UNIVERSITY PARK -- As the sun began to set, Bradenton resident Nik Wallenda closed his eyes, gripped the coated cable with his feet and started to walk uphill at a 15-degree angle toward the east.
In front of hundreds of spectators at Nathan Benderson Park, Wallenda, 35, kicked off his three-week practice schedule at 6 p.m. Wednesday in preparation for his next televised tightrope walk in Chicago, which he will do blindfolded in part.
"It's all about challenging myself," Wallenda said after his 50-minute practice. "I live by three words. Never give up. I try to inspire people to never give up. ... To me, this is what I do and how can I inspire people to be better or be greater or strive to be the greatest if I'm not continuing to be the greatest?"
On Nov. 2, Wallenda will walk from one of two Marina Towers buildings in downtown Chicago, then travel more than two city blocks across the Chicago River on an uphill 15-degree angle to the Leo Burnett Building. Then, Wallenda will walk on tightrope -- blindfolded -- to the other Marina Towers building. The walk will be televised at 7 p.m. Sunday, Nov. 2, on the Discovery Channel.
"When you get up there, it is fairly steep," Wallenda said of the angled cable. "Really it's about putting myself over Chicago. That's what it is all about."

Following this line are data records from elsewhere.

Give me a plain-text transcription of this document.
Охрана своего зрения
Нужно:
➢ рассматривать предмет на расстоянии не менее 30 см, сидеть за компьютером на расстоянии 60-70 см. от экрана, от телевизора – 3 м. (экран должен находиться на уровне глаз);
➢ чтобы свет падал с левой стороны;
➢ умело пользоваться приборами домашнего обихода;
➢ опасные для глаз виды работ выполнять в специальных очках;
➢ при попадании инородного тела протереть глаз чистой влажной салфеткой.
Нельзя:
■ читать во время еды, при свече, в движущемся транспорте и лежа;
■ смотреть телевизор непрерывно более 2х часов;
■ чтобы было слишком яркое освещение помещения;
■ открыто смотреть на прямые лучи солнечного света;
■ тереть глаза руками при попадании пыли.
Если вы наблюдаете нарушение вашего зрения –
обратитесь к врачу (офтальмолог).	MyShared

Wallenda is part of the renowned Sarasota acrobat family, "The Flying Wallendas," famed for aerial feats and tightrope walking without a safety net. At Wednesday's practice, Wallenda was joined by his family, including his children and father.
The first trek up the tightrope Wednesday took Wallenda about 15 minutes to reach the top and the crowd cheered and clapped. Many people took photos and videos of Wallenda climbing the incline practice cable. At the end of every practice, Wallenda said he plans to meet with fans.
A former clown, Patsy Kadlec of Parrish said she is one of those fans as she likes circuses. Kadlec, who videotaped Wallenda's practice climb on her iPad, said she's from Chicago so she knows what he will be facing as November weather in the Windy City can be "unpredictable."
"It's going to be a challenge for him. No question," Charlie Kadlec, Patsy's husband, said of the colder weather.
But Wallenda said there is no concern of slipping with technology on his side and the cable being coated.
"It's almost like sandpaper so my feet will grip it even better," Wallenda said.
Since it will be a lot cooler in Chicago, he plans to stretch a lot before the walk, he said.
The idea to do a portion of the walk blindfolded came to Wallenda when he was having Lasik surgery. During the surgery, Wallenda began to wonder if he could still do tightrope walks without vision.
"If I couldn't see, could I still do what I do?" Wallenda asked.
During Wednesday's practice, Wallenda tried doing the walk without being able to see. After successfully completing a practice walk with his eyes closed, Wallenda said to his staff who guided him: "It's so weird. It's all about faith and trusting you."
Wallenda called the blind walk "a mental game more than anything."
"Every little movement feels like it's just massive," he said.
The Kadlecs plan to come back to watch Wallenda practice as it gets closer to the November event.
"It's history in our lifetime," Patsy Kadlec said. "Years from now our grandkids or our great-grandkids will read about this long after we are gone."
The tightrope practices will continue through Oct. 28 at Nathan Benderson Park, 5851 Nathan Benderson Circle (Cattleman at DeSoto roads) and all practices are open to the public.